Python vs Microsoft Excel: Choosing the Right Option for Data Analysis
Systems biology adopts and integrates multi-omics approaches to understand human biology. The rapid development of omics tools, including genomics, transcriptomics, proteomics and metabolomics, along with bioinformatics and computer science has helped tremendously in our understanding of biological systems at the molecular level, providing deeper mechanistic insights into our understanding of human health and disease.
High-throughput technologies have made data collection much easier than before. However, the analysis and integration of big data are becoming much more challenging. A more fundamental question arises: is Microsoft Excel sufficient for data analysis or is learning Python necessary to get more insights from the data? To answer this, we need to decipher the situations where using Python is superior to Excel.
Here, I have examined 5 different possibilities to justify why one should consider learning Python for analysing large datasets:
1. Python enables users to assign processed datasets in codes or variables, mitigating the need for storing multiple files or spreadsheets.
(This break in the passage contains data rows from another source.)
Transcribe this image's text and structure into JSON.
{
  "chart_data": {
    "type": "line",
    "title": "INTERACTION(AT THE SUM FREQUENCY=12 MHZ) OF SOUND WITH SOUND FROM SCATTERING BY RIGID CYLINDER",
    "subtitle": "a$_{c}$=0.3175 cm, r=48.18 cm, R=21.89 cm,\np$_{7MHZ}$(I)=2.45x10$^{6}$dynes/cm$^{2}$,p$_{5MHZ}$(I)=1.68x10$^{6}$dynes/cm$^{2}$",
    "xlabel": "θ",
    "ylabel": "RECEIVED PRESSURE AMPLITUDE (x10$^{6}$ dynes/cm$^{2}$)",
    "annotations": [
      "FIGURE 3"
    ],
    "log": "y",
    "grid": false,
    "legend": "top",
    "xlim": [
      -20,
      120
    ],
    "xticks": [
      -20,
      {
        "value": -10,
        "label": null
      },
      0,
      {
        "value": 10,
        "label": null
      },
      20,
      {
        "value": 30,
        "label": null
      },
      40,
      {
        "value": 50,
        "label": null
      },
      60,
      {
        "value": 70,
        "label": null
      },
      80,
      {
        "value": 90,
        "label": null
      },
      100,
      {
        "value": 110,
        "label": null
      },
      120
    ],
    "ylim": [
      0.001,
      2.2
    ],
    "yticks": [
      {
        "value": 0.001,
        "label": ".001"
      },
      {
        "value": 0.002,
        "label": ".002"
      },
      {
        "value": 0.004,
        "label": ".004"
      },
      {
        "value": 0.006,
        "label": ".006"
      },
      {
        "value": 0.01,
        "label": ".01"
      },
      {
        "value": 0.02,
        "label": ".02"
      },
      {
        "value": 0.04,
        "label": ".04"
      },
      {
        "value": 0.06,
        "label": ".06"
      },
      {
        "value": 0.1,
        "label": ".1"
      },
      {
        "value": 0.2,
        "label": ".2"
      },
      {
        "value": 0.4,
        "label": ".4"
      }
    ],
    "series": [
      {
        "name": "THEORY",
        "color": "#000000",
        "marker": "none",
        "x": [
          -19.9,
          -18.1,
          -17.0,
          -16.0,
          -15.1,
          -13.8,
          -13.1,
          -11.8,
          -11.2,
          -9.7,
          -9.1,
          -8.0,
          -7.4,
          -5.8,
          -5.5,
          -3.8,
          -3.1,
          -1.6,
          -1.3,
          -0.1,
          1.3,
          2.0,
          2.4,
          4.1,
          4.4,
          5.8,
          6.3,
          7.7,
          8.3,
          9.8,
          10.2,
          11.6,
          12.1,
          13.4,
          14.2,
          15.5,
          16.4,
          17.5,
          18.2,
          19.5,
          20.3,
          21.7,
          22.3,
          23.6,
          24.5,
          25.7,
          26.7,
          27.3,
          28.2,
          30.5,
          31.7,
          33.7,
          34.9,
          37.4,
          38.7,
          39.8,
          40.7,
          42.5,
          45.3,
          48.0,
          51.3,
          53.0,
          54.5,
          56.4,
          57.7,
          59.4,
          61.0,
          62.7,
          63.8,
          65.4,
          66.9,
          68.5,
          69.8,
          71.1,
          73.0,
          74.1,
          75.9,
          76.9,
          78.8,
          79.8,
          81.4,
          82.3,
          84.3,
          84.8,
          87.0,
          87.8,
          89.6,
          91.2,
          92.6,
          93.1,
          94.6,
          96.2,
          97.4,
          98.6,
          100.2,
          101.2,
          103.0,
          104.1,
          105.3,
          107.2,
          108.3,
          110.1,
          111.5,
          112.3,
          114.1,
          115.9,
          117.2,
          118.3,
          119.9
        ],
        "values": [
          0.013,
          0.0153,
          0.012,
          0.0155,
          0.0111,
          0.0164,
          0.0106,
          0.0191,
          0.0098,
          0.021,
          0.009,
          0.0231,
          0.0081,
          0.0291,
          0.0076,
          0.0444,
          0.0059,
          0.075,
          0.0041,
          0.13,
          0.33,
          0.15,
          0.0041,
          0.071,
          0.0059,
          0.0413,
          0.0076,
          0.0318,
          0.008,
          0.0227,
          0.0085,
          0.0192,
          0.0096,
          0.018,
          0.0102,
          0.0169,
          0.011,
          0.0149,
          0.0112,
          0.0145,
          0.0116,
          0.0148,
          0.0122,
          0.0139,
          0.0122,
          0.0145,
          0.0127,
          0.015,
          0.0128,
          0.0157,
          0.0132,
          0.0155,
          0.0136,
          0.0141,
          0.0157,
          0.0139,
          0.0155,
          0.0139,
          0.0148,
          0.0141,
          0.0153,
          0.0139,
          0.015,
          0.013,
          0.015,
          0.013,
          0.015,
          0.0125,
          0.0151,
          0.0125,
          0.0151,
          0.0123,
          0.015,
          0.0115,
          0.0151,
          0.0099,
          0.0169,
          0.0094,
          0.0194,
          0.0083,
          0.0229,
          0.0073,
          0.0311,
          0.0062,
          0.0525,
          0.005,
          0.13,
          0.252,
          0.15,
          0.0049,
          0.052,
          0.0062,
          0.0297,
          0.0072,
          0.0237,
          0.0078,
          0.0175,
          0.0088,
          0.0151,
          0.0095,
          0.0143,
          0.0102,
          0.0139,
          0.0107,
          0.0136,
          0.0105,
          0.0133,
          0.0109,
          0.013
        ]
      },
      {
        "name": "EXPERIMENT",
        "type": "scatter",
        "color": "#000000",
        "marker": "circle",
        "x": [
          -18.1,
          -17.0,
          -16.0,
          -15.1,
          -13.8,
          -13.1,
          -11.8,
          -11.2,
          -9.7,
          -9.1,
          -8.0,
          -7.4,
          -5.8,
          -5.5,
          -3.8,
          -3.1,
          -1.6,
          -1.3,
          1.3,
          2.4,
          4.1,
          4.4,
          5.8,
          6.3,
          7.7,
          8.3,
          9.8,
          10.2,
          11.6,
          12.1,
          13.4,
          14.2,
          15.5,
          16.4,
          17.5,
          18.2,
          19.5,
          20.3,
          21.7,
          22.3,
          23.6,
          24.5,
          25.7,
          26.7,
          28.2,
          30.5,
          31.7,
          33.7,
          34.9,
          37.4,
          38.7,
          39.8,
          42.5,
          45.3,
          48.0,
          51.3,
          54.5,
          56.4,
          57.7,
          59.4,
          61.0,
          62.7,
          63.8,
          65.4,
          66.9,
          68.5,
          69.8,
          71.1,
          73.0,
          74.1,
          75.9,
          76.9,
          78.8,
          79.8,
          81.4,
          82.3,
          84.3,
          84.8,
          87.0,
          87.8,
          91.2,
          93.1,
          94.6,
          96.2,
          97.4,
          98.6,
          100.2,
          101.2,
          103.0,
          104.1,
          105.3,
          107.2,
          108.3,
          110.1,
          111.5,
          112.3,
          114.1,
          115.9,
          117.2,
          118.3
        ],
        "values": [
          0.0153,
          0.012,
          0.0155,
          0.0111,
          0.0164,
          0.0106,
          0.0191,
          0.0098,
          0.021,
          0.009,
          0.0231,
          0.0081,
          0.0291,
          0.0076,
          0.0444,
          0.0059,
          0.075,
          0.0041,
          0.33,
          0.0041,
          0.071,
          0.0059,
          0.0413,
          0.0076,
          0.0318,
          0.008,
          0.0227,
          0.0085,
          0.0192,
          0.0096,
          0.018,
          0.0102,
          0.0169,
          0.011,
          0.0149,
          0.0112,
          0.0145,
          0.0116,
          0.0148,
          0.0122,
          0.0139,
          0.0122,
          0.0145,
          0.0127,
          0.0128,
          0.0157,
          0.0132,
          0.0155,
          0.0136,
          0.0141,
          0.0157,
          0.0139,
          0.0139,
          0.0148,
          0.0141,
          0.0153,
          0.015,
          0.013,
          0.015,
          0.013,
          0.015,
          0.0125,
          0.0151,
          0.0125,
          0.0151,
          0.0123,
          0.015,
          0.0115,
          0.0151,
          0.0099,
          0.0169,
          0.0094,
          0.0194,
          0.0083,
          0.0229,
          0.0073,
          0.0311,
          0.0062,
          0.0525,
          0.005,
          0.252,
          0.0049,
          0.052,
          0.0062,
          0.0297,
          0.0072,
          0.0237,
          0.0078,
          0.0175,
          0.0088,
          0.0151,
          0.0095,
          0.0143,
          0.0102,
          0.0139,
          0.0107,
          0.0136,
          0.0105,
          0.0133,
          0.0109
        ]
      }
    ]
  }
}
Most data will need to be preprocessed before data analysis can be performed. Examples include imputing values for missing data, removing rows or columns with too much missing data and data scaling to allow machine learning models to work better.
These tasks may be easy to perform on Microsoft Excel if the dataset is small. However, if analysing a dataset with dimensions of 20 variables with 20,000 genes (with a total of 400,000 numerical values), users will typically have to save them individually processed files in different excel sheets and files to reduce lagging issues.
In Python, processing these big datasets is much simpler with just a few lines of code using the pandas library in Python.
2. Python is more consistent and less error-prone as compared to Excel.
Using Excel files to analyse small datasets is convenient and is hence, usually preferred. However, with large datasets, the drag and drop function is not perfect. For instance, a lot of time and effort is needed to drag the cells if you have a large number of variables. The drop function is also not useful if you have empty cells in your dataset.
Finally, combining “filter” or “sort” functions with formulas is cumbersome in Excel, especially for large datasets. In Python, however, filtering, grouping, sorting and manipulation of tables can be easily executed in pandas.
3. Python is more time and space-efficient in processing large datasets.
The maximum limit of Excel is 1,048,576 rows by 16,384 columns, which means that you will have to store all your genes from microarray or RNAseq in rows. Even if you stored all your genes in rows, performing excel functions in large datasets can take a long time (can take several minutes).
In some scenarios, due to the long processing time, the excel program may shut down, causing you to lose your updated file. This means that you will have to save your files regularly and each time you press “save”, it takes a few minutes, which means a lot of time wasted on waiting.
In Python, the codes are automatically saved and the DataFrame dimensions are limitless, which means you can manage and transpose the files whenever you like, and the processing is usually completed within seconds.
Another point to note is that all the codes can be saved and shared, which means that the same codes can be used to compare with another big dataset. This saves a lot of time and reduces the need to manage a large number of files.
4. Searching for variables across different datasets are quicker in Python than in Excel.
Within one dataset, Excel can do multiple gene queries with the INDEX function. However, for multiple large datasets, this is not efficient. First, you will have to open multiple spreadsheets, and then use the INDEX function to query each and every spreadsheet. Overall, this can take a long time if you have many spreadsheets.
In Python, after assigning your index column(s), you can use the iloc functions to perform the specific query for every dataset. You can even use the multiquery function in Streamlit to perform query functions. Hence, data query of a large number of variables in multiple datasets is usually more efficient with Python than Excel.
5. Python can draw more interactive and sophisticated graphs than Excel.
With more people sharing their codes and developing packages, Python can plot more sophisticated graphs which is important for data visualisation of large datasets. For instance, Python can do hierarchical clustering and heatmaps easier than excels. Complex functions involving unsupervised clustering, such as principal component analyses are also easier to perform in python. Finally, the Plotly and Altair libraries in Python makes graphs interactive, allowing users to hover over data points to acquire individual data point characteristics.
Other reasons give Python a competitive edge, including the ease of implementing machine learning models, building data dashboards for clients and sharing of data analysis workflows. I believe in learning the fundamentals first, before delving into the sophisticated models and framework. A good place to start is to read the pandas documentation. Another website that provides good introduction can be found here as well.
Thus, we can conclude that Python is better than Excel for data analysis.
I hope this helps you in making your choice. Thank you for reading!